Передумав все это не раз и не два, решила сдаваться:

– Давай возвращаться, Василий.

Получая расчет, горевала: денежки, живые денежки в руках! В колхозе-то большей частью за «палочки» работали. Если бы не эти крысы... если бы ей не рожать...

Всю дорогу назад она ревела. Василий пробовал остановить:

– Ты про ребятенка подумай... он там тоже, поди, печалится вместе с тобой...

– Надо думать, чем кормить его будем! – огрызалась она.

– Ну, на земле-то, с огородом-то, да при живых родителях...

Всех запасов еды у его родителей оказалось – два ведра лущенной кукурузы: «Засуха, все сгорело»...

 

 

...Вот глядишь и глядишь ты с портрета, смотришь понимающими глазами. И признаюсь тебе поздним числом, Василий: ох, и разозлилась я тогда на твоих отца и мать! «Засуха»... Сами вы засохли! Вспомнила родную семью: там не ныли, не ссылались на трудности – работали день и ночь. Ей, Кате, шестнадцать было, когда война началась. Но она быстро научилась ложиться спать в полночь, вставать – в три часа утра. А как иначе, если бригадир с вечера на косьбу приказал? А там – уборка. А зимой – скотина...

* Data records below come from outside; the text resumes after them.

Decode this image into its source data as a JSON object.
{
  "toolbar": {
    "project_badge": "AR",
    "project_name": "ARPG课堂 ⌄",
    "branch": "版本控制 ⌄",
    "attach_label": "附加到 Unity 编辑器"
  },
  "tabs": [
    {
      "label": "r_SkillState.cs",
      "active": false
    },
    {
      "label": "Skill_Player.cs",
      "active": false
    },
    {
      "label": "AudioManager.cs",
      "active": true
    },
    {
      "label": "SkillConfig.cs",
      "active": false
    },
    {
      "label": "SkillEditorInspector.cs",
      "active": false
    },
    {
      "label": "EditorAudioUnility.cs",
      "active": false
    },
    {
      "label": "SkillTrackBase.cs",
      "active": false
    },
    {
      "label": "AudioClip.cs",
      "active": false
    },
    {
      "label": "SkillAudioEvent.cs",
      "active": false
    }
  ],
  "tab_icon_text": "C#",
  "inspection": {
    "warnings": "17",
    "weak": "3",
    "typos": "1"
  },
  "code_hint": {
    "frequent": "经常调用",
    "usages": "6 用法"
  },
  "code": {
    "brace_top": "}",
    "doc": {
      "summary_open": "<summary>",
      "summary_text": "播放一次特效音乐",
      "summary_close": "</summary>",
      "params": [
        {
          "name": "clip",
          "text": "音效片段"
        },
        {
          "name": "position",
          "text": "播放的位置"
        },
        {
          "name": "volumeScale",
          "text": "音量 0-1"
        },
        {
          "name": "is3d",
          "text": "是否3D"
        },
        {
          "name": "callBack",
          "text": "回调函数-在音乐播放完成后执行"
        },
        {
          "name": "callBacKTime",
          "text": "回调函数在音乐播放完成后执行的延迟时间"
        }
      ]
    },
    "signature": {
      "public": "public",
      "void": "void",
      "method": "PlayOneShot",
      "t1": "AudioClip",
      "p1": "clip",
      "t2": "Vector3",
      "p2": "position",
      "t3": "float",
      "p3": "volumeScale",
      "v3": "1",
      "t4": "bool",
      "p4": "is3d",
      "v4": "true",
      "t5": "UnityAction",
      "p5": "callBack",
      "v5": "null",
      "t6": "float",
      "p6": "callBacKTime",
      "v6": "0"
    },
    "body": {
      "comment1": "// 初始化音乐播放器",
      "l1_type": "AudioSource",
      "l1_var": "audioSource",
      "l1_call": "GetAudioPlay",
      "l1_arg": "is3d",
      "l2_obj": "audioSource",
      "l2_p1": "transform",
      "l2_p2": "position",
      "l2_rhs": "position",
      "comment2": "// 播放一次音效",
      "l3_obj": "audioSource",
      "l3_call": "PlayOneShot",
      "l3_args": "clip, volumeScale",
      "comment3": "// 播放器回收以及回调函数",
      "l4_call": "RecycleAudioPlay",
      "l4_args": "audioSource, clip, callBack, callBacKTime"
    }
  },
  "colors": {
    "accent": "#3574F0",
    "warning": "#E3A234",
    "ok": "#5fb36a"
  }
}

Весной сорок второго, когда мужиков и парней в селе почти не осталось, девчонок посадили на трактора. А в сорок третьем пошел слух, что их вместе с тракторами на фронт возьмут. Вот тут уж девки не выдержали – разбежались врассыпную. Катерина смерекала устроиться на курсы счетоводов в райцентре. Окончила их, и опять вернулась в свое село, – теперь ее приняли здесь с распростертыми объятиями как молодого и позарез нужного специалиста...

Может, и не совсем хорошо она поступила. А если бы и солдаты тогда с позиций побежали? Где бы она была – победа?

 

Так что с годами ей стало понятно, что, может, не так уж и плох характер у мужа. Не этот ли характер – дюже терпеливый – и помог ему ту войну перемочь?

С годами она вообще на многое по-другому смотреть стала. А тогда...

Тогда ей хотелось одного – вырваться из нужды. Потому и уговорила Василия еще раз за счастьем поехать...

Жили они к тому времени уже отдельно от родителей, в соседнем колхозе – Катю туда переманили учетчицей, а Василию, как бывшему танкисту, дали новую машину. Предоставили хоть не новую, но вполне еще годную для житья хату. В домашнем хозяйстве, кроме ложек-плошек, были у них уже стол с тумбой, железная кровать, швейная машинка. Словом, жизнь понемногу стала налаживаться, но Катя вдруг заявила мужу, что им надо ехать... в Воркуту. Почему в Воркуту? Там отбывал срок («загребли» его – по доносу – еще до войны), а потом уж работал как вольнонаемный муж Васиной сестры. Вот она-то и написала в письме на родину, что люди на Севере неплохо получают – с колхозными заработками не сравнять. Ну, и загорелась душа у неугомонной Катерины...

Муж, как и перед поездкой в Ногинск, колебался: надо ли ехать? Сестра – та к мужу поехала, а они к кому? Да еще так далеко? Да и дети – только-только в школу пошли.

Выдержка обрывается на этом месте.